基于类酶活性纳米材料的比色分析由于其简单、成本效益、可视化以及可现场应用等优点引起了人们广泛的关注。具有模拟酶特性的纳米材料,成本低、制备简便、稳定性高。目前报道表现出多种类酶特性,如类过氧化物酶、氧化物酶、过氧化氢酶、漆酶等,其中,类漆酶特性纳米材料能够催化一些酚类物质氧化,进一步与显色剂(如4-AP)反应生成肉眼可见颜色而得到广泛关注。但是,获得高催化活性的类酶活性纳米材料仍然是一个挑战,这极大限制了它们的广泛应用。
发明内容
本发明要解决的技术问题是克服现有技术的不足,提供一种低成本、操作简便、肉眼可见、高灵敏度的MnCo@C NCs类酶活性快速比色分析酚类污染物的方法,该方法具有所需试剂量低、响应快速、抗干扰能力强等优点,并可应用于焦化废水中酚类污染物的测定。
为解决上述技术问题,本发明采用如下技术方案。
基于MnCo@C NCs类酶活性快速比色分析酚类污染物的方法,,所述MnCo@C NCs为核壳结构,所述内核为MnCo双金属氧化物,所述外壳为多孔碳壳C NCs,所述方法包括以下步骤:
(1)MnCo@C NCs的制备:
(1.1)将乙酸锰、PVP分散在乙醇和水混合溶液中并搅拌,随后,加入钴氰化钾水溶液,室温孵育,得到MnCo前驱体;
(1.2)将MnCo前驱体重新分散到水溶液中,然后加入多巴胺水溶液,室温反应,得到聚多巴胺涂覆的MnCo前驱体;
(1.3)将上述所得聚多巴胺涂覆的MnCo前驱体进行高温热解,得到核壳结构的MnCo双金属氧化物多孔碳复合纳米材料,即MnCo@C NCs;
(2)测试MnCo@C NCs类漆酶活性:将上述所得MnCo@C NCs加入含酚类污染物的吗啉乙磺酸缓冲液中,随后加入显色剂4-氨基安替比林(4-AP)进行反应,然后记录反应后的溶液在510nm波长处的吸光度值A,验证MnCo@C NCs是否具备类漆酶活性;
(3)将上述测试具有类漆酶活性的MnCo@C NCs分别加入到多个含有不同浓度酚类污染物的吗啉乙磺酸缓冲液样品中,然后加入显色剂4-AP进行反应,得到反应体系,记录反应后各样品在510nm波长处的吸光度值A,得到酚类污染物浓度与吸光度值A的检测线性关系;
(4)根据上述所得酚类污染物浓度与吸光度值A的检测线性关系,以及含酚类污染物的待测样品的吸光度值,得到待测样品中酚类污染物的浓度。
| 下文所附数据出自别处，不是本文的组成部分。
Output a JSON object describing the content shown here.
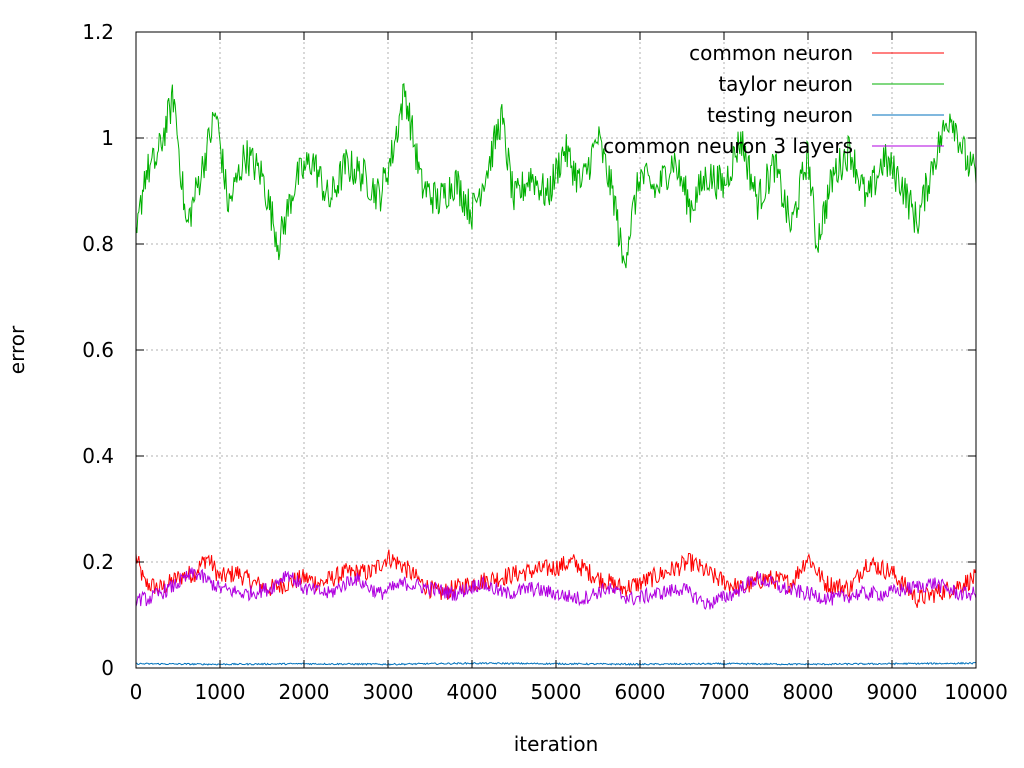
{
  "chart_data": {
    "type": "line",
    "title": "",
    "xlabel": "iteration",
    "ylabel": "error",
    "xlim": [
      0,
      10000
    ],
    "ylim": [
      0,
      1.2
    ],
    "xticks": [
      0,
      1000,
      2000,
      3000,
      4000,
      5000,
      6000,
      7000,
      8000,
      9000,
      10000
    ],
    "xtick_labels": [
      "0",
      "1000",
      "2000",
      "3000",
      "4000",
      "5000",
      "6000",
      "7000",
      "8000",
      "9000",
      "10000"
    ],
    "yticks": [
      0,
      0.2,
      0.4,
      0.6,
      0.8,
      1.0,
      1.2
    ],
    "ytick_labels": [
      "0",
      "0.2",
      "0.4",
      "0.6",
      "0.8",
      "1",
      "1.2"
    ],
    "grid": true,
    "legend_position": "top-right",
    "series": [
      {
        "name": "common neuron",
        "color": "#ff0000",
        "x": [
          0,
          100,
          300,
          500,
          700,
          850,
          1000,
          1200,
          1400,
          1600,
          1800,
          2000,
          2200,
          2500,
          2800,
          3000,
          3200,
          3400,
          3600,
          3800,
          4000,
          4300,
          4600,
          5000,
          5200,
          5500,
          5800,
          6000,
          6300,
          6600,
          6900,
          7200,
          7500,
          7800,
          8000,
          8200,
          8500,
          8700,
          9000,
          9300,
          9500,
          9700,
          10000
        ],
        "y": [
          0.21,
          0.16,
          0.15,
          0.17,
          0.18,
          0.21,
          0.17,
          0.18,
          0.16,
          0.15,
          0.16,
          0.17,
          0.16,
          0.18,
          0.18,
          0.21,
          0.19,
          0.16,
          0.14,
          0.15,
          0.16,
          0.17,
          0.18,
          0.19,
          0.2,
          0.17,
          0.15,
          0.16,
          0.18,
          0.2,
          0.17,
          0.15,
          0.17,
          0.16,
          0.21,
          0.16,
          0.15,
          0.2,
          0.18,
          0.13,
          0.14,
          0.15,
          0.17
        ]
      },
      {
        "name": "taylor neuron",
        "color": "#00b000",
        "x": [
          0,
          100,
          250,
          450,
          600,
          800,
          950,
          1100,
          1300,
          1500,
          1700,
          1900,
          2100,
          2300,
          2500,
          2700,
          2900,
          3050,
          3200,
          3400,
          3600,
          3800,
          4000,
          4200,
          4350,
          4500,
          4700,
          4900,
          5100,
          5300,
          5500,
          5700,
          5800,
          6000,
          6200,
          6400,
          6600,
          6800,
          7000,
          7200,
          7400,
          7600,
          7800,
          8000,
          8100,
          8300,
          8500,
          8700,
          8900,
          9100,
          9300,
          9500,
          9700,
          9900,
          10000
        ],
        "y": [
          0.8,
          0.93,
          0.96,
          1.08,
          0.83,
          0.95,
          1.05,
          0.87,
          0.97,
          0.93,
          0.8,
          0.92,
          0.96,
          0.88,
          0.95,
          0.93,
          0.89,
          0.97,
          1.09,
          0.91,
          0.88,
          0.92,
          0.86,
          0.95,
          1.04,
          0.88,
          0.93,
          0.89,
          0.98,
          0.91,
          1.0,
          0.88,
          0.76,
          0.93,
          0.9,
          0.96,
          0.87,
          0.93,
          0.91,
          1.0,
          0.88,
          0.95,
          0.83,
          0.97,
          0.8,
          0.93,
          0.98,
          0.88,
          0.96,
          0.92,
          0.84,
          0.96,
          1.05,
          0.95,
          0.93
        ]
      },
      {
        "name": "testing neuron",
        "color": "#0072bd",
        "x": [
          0,
          1000,
          2000,
          3000,
          4000,
          5000,
          6000,
          7000,
          8000,
          9000,
          10000
        ],
        "y": [
          0.008,
          0.007,
          0.008,
          0.007,
          0.009,
          0.008,
          0.007,
          0.008,
          0.007,
          0.008,
          0.009
        ]
      },
      {
        "name": "common neuron 3 layers",
        "color": "#b000e0",
        "x": [
          0,
          150,
          400,
          700,
          1000,
          1300,
          1600,
          1800,
          2000,
          2300,
          2600,
          2900,
          3200,
          3500,
          3800,
          4100,
          4400,
          4700,
          5000,
          5300,
          5600,
          5900,
          6200,
          6500,
          6800,
          7100,
          7400,
          7700,
          8000,
          8300,
          8600,
          8900,
          9200,
          9500,
          9800,
          10000
        ],
        "y": [
          0.13,
          0.13,
          0.15,
          0.18,
          0.15,
          0.14,
          0.15,
          0.18,
          0.15,
          0.14,
          0.17,
          0.14,
          0.16,
          0.15,
          0.14,
          0.16,
          0.14,
          0.15,
          0.14,
          0.13,
          0.15,
          0.13,
          0.14,
          0.15,
          0.12,
          0.14,
          0.17,
          0.15,
          0.14,
          0.13,
          0.14,
          0.14,
          0.15,
          0.16,
          0.14,
          0.14
        ]
      }
    ]
  }
}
上述的基于复合纳米材料用于酚类污染物的快速比色分析方法,优选的,步骤(2)中,当MnCo@C NCs加入到含有酚类污染物和4-AP的吗啉乙磺酸缓冲液样品中进行反应,得到反应体系时,反应体系呈深红色,由此验证MnCo@C NCs是否具有类漆酶活性。
上述的基于复合纳米材料用于酚类污染物的快速比色分析方法,优选的,步骤(3)中,当MnCo@C NCs加入到不含酚类污染物的吗啉乙磺酸缓冲液(空白样品)中,然后加入显色剂4-AP进行反应,得到反应体系时,反应体系几乎无色。当加入含酚类污染物的待测样品(加标样品)时,反应体系变深红色,由此定性检测待测样品中是否含有酚类污染物。
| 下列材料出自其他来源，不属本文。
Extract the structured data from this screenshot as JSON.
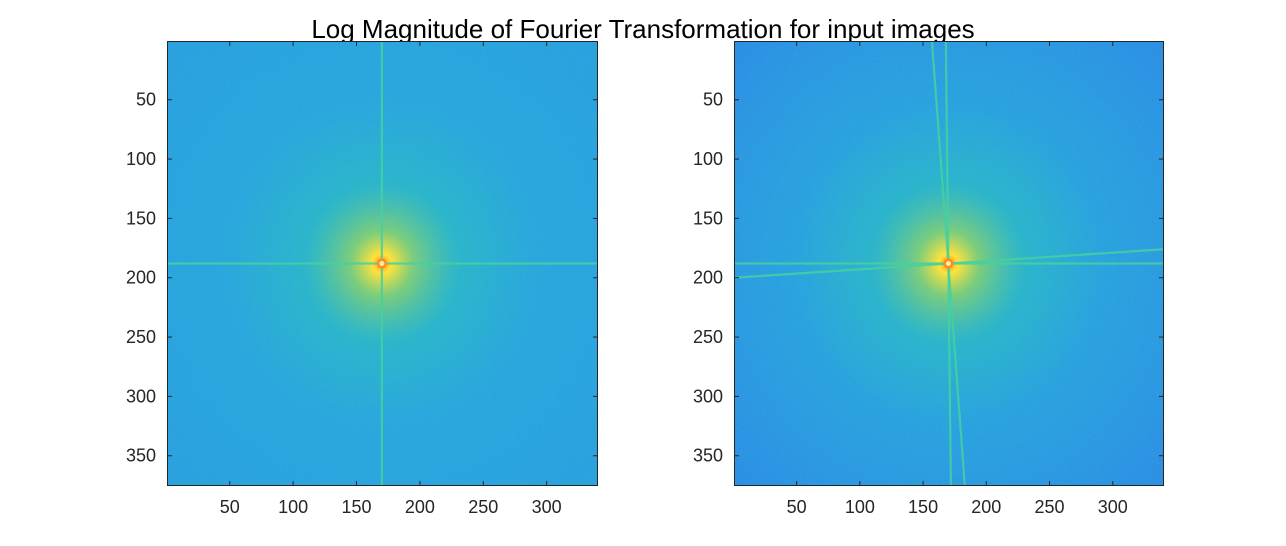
{
  "figure": {
    "title": "Log Magnitude of Fourier Transformation for input images"
  },
  "chart_data": [
    {
      "type": "heatmap",
      "title": "Log Magnitude of Fourier Transformation for input images",
      "xlabel": "",
      "ylabel": "",
      "xlim": [
        0.5,
        340.5
      ],
      "ylim": [
        0.5,
        375.5
      ],
      "y_reversed": true,
      "x_ticks": [
        50,
        100,
        150,
        200,
        250,
        300
      ],
      "y_ticks": [
        50,
        100,
        150,
        200,
        250,
        300,
        350
      ],
      "colormap": "parula",
      "grid": false,
      "features": {
        "peak_center": [
          170,
          188
        ],
        "lines": [
          {
            "from": [
              170,
              0.5
            ],
            "to": [
              170,
              375.5
            ]
          },
          {
            "from": [
              0.5,
              188
            ],
            "to": [
              340.5,
              188
            ]
          }
        ]
      }
    },
    {
      "type": "heatmap",
      "title": "",
      "xlabel": "",
      "ylabel": "",
      "xlim": [
        0.5,
        340.5
      ],
      "ylim": [
        0.5,
        375.5
      ],
      "y_reversed": true,
      "x_ticks": [
        50,
        100,
        150,
        200,
        250,
        300
      ],
      "y_ticks": [
        50,
        100,
        150,
        200,
        250,
        300,
        350
      ],
      "colormap": "parula",
      "grid": false,
      "features": {
        "peak_center": [
          170,
          188
        ],
        "lines": [
          {
            "from": [
              157,
              0.5
            ],
            "to": [
              183,
              375.5
            ]
          },
          {
            "from": [
              168,
              0.5
            ],
            "to": [
              172,
              375.5
            ]
          },
          {
            "from": [
              0.5,
              200
            ],
            "to": [
              340.5,
              176
            ]
          },
          {
            "from": [
              0.5,
              188
            ],
            "to": [
              340.5,
              188
            ]
          }
        ]
      }
    }
  ],
  "colors": {
    "background": "#2aa9dc",
    "background_dark": "#2f77ee",
    "mid": "#2fc4b6",
    "glow": "#8cd36a",
    "peak": "#ffe23b",
    "core": "#ff8a1e",
    "streak": "#46d0a0"
  }
}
上述的基于复合纳米材料用于酚类污染物的快速比色分析方法,优选的,所述酚类污染物包括2,4-二氯酚(2,4-DP)。所述2,4-DP浓度与吸光度值A的检测线性回归方程为:
A=0.0043 C2,4-DP+0.147(3.1μM~122.7μM)和A=0.0015C2,4-DP+0.477(122.7μM~613.5μM) (1)
式(1)中,A表示吸光度值,C2,4-DP为待测溶液中2,4-DP的浓度值,该浓度值对应的单位为μM,式(1)的相关系数R2=0.986和0.998,2,4-DP的检测线性范围为3.1μM~613.5μM,检测限为0.76μM。
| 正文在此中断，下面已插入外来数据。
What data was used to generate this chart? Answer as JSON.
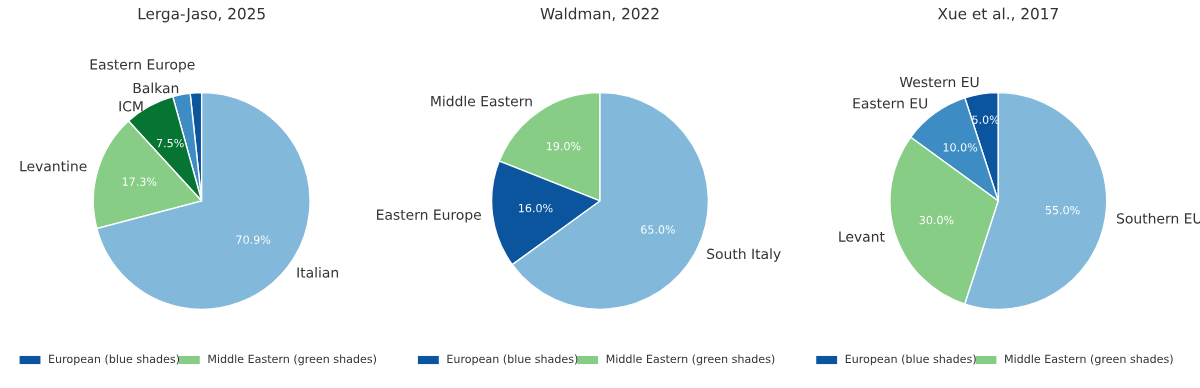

优选的,步骤(1.1)中,所述乙酸锰与PVP的质量比为1∶5~10,Mn与Co的摩尔比为1:1~3。
优选的,步骤(1.2)中,所述多巴胺与MnCo前驱体的质量比为1∶1~3。
上述的基于复合纳米材料用于酚类污染物的快速比色分析方法,优选的,步骤(2)中,所述反应时间为3min~10min。步骤(2)和步骤(3)中,所述吗啉乙磺酸的浓度为30mM~50mM。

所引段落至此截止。